Kilkenny hospital apologises to family of 75-year-old who fell from hospital bed

St Luke’s and HSE give unreserved apology over failings in care of Nicholas Ivory

 Linda McCormack and Karen Ivory pictured leaving the Four Courts. Photograph: Collins Courts

Linda McCormack and Karen Ivory pictured leaving the Four Courts. Photograph: Collins Courts

 

A hospital has apologised at the High Court to the family of a 75-year-old man who died a month after falling out of his hospital bed.

St Luke’s General Hospital, Kilkenny, and the HSE gave an unreserved apology for failings in care afforded to Nicholas Ivory at the hospital before his death on April 15th, 2014.

The apology was part of a confidential settlement of an action by Mr Ivory’s family against the HSE over his death.

Mr Ivory, of Stephen’s Street, Kilkenny, was admitted to the hospital after a fall at his home on March 14th, 2014.

He fell from his hospital bed that same day and had a heart attack that evening.

On April 2nd, he was diagnosed as having suffered a displaced fracture to vertebrae in his neck.

The statement from St Luke’s hospital and the HSE said they would like to express an unreserved apology for the failings in care afforded to Mr Ivory at St Luke’s hospital prior to his death on April 15th, 2014.

“We extend our deepest sympathy to you and your family and understand that this apology cannot negate the adverse effect the loss of your father has had on your lives and we are truly sorry for same,” it said.

Image of the late Nicholas Ivory. Photograph: Collins Courts
Image of the late Nicholas Ivory. Photograph: Collins Courts

In a statement outside court, the family welcomed the end of what they called a “long and arduous journey” in trying to seek answers and said the treatment received by their father at St Luke’s hospital “can never be forgotten or forgiven”.

They said they had been left with no choice but to go through a legal battle. “We hope our father now rests in peace while we try to rebuild our lives without him,” the statement added.

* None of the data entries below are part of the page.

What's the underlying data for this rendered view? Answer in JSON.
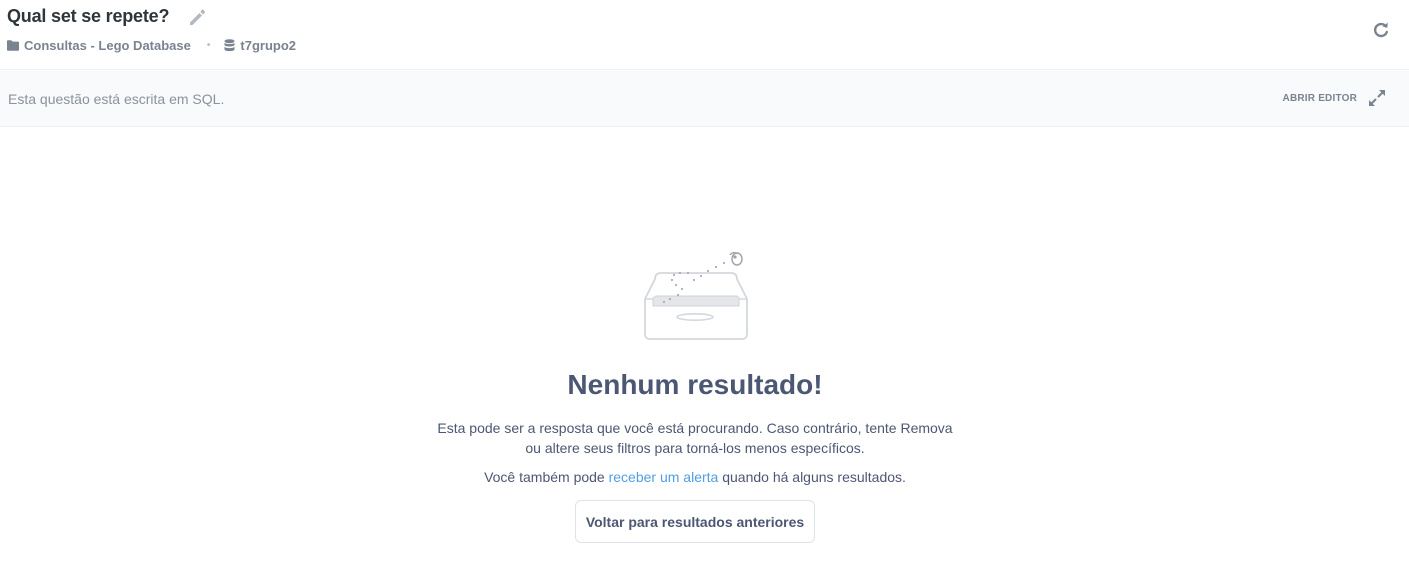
{
  "header": {
    "title": "Qual set se repete?",
    "collection": "Consultas - Lego Database",
    "separator": "•",
    "database": "t7grupo2"
  },
  "icons": {
    "edit": "pencil-icon",
    "collection": "folder-icon",
    "database": "database-icon",
    "refresh": "refresh-icon",
    "expand": "expand-icon",
    "empty": "empty-box-illustration"
  },
  "sql_bar": {
    "note": "Esta questão está escrita em SQL.",
    "open_editor_label": "ABRIR EDITOR"
  },
  "empty_state": {
    "heading": "Nenhum resultado!",
    "description_line1": "Esta pode ser a resposta que você está procurando. Caso contrário, tente Remova",
    "description_line2": "ou altere seus filtros para torná-los menos específicos.",
    "alert_prefix": "Você também pode ",
    "alert_link": "receber um alerta",
    "alert_suffix": " quando há alguns resultados.",
    "back_button": "Voltar para resultados anteriores"
  },
  "colors": {
    "text": "#4c5773",
    "muted": "#7a8390",
    "link": "#509ee3",
    "border": "#eef0f4",
    "bar_bg": "#f9fafb"
  }
}
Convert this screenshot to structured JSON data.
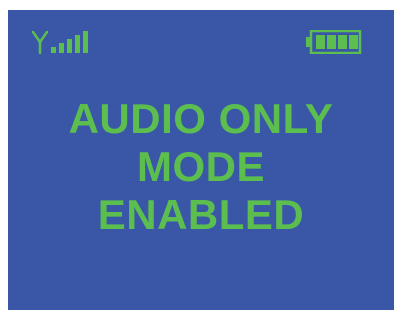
{
  "colors": {
    "background": "#3a57a7",
    "accent": "#5cbe4f"
  },
  "status_bar": {
    "signal_icon": "signal-strength-icon",
    "signal_bars_filled": 5,
    "signal_bars_total": 5,
    "battery_icon": "battery-icon",
    "battery_level": 1.0
  },
  "message": {
    "line1": "AUDIO ONLY",
    "line2": "MODE",
    "line3": "ENABLED"
  }
}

The case was taken by Mr Ivory’s daughters, Linda McCormack, of Piltown, Co Kilkenny, and Karen Ivory, of Carrickpherish, Gracedieu, Waterford.

‘Inadequate supervision’

It was claimed Mr Ivory was put in a bed without adequate supervision when it ought to have been known he was confused, disoriented and categorised as a falls risk.

No X-rays or scans of Mr Ivory’s neck were carried out after the fall, it was alleged.

It was not until April 2nd, 2014, that Mr Ivory was diagnosed as having a displaced fracture of two vertebrae in his neck region.

Throughout the time Mr Ivory was suffering from the severe and undiagnosed fracture he was subjected to movements and hospital transfers, it was claimed.

On April 10th, Mr Ivory was transferred to a Dublin hospital, and specialists advised his spinal cord was completely transected with no likelihood of recovery. He died five days later.